And a UV-curable siloxane-modified polyurethane having a weight average molecular weight of 5,000 to 500,000. (However, R in the formula represents a methyl group or a phenyl group, and R ₁
Represents nothing or a divalent organic group, R ₂ represents a hydrogen atom or a hydrocarbon group, X represents an active hydrogen-containing group, and m and n each represent an integer of 1 to 300. A second aspect of the present invention is that at least one unsaturated group is provided on a side chain;
Production of an ultraviolet-curable siloxane-modified polyurethane characterized by reacting a polysiloxane compound having at least one active hydrogen-containing group at a molecular chain terminal and / or a side chain, a polyisocyanate, a polyol or a polyamine, and a chain extender. Is the way.

[0007]

BEST MODE FOR CARRYING OUT THE INVENTION Next, the present invention will be described in more detail with reference to preferred embodiments of the present invention. The polyurethane of the present invention is characterized in that it has a polysiloxane segment having an unsaturated group curable by ultraviolet rays in a side chain in a molecular chain. As a result, there is no curing failure because it is instantaneously cured by UV irradiation, heat resistance, cold resistance, high hardness, lubricity, migration resistance, water repellency, oil repellency, mechanical strength, adhesion,
It is possible to produce a cured polyurethane material having excellent properties such as abrasion resistance and flexibility, and excellent properties such as solvent resistance, chemical resistance, weather resistance, and stain resistance.
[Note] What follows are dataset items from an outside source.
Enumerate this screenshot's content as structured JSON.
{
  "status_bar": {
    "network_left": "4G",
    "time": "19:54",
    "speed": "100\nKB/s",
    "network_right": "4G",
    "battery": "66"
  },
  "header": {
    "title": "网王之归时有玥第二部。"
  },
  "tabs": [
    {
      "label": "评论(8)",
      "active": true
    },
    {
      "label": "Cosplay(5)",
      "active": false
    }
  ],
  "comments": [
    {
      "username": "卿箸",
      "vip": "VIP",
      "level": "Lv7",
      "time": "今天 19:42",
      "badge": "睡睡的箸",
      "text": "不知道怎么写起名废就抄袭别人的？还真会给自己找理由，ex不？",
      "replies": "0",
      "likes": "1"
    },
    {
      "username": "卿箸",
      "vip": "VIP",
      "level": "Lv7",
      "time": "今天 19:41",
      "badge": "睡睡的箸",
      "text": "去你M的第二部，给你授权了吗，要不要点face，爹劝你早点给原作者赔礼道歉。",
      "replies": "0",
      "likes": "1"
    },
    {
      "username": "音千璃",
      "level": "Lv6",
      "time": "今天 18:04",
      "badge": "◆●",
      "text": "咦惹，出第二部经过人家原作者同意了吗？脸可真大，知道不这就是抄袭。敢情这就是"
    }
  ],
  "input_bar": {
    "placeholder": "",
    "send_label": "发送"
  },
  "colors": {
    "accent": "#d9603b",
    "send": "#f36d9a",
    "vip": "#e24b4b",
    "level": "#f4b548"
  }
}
The ultraviolet-curable siloxane-modified polyurethane of the present invention comprises a polysiloxane compound having an active hydrogen-containing group at both ends and at least one unsaturated group in a side chain represented by the general formula (1). , Polyisocyanate,
It can be obtained by reacting a polyol or polyamine and, if necessary, a chain extender. In the ultraviolet-curable siloxane-modified polyurethane of the present invention, the polysiloxane compound is introduced as a polysiloxane segment in the polyurethane chain, and an unsaturated group that makes the polyurethane ultraviolet-curable is introduced as a side chain of the polysiloxane segment. ing.

In the present invention, even if a polysiloxane compound other than the polysiloxane compound represented by the above general formula (1) is used, the polyurethane can be modified into an ultraviolet curing type. Such a polysiloxane compound is
All have at least one unsaturated group in the side chain in the same manner as the above-mentioned polysiloxane compound, but have at least one active hydrogen-containing group in one terminal and / or in the side chain. Is different. In this case, the polysiloxane segment is introduced into the molecular chain or at the terminal of the molecular chain.

The polysiloxane compound having an active hydrogen-containing group and an unsaturated group used for producing an ultraviolet-curable siloxane-modified polyurethane in the present invention includes the following compounds as typical compounds. Examples of the active hydrogen-containing group in the present invention include an amino group,
Examples include a hydroxyl group, a carboxyl group, a mercapto group, and an epoxy group.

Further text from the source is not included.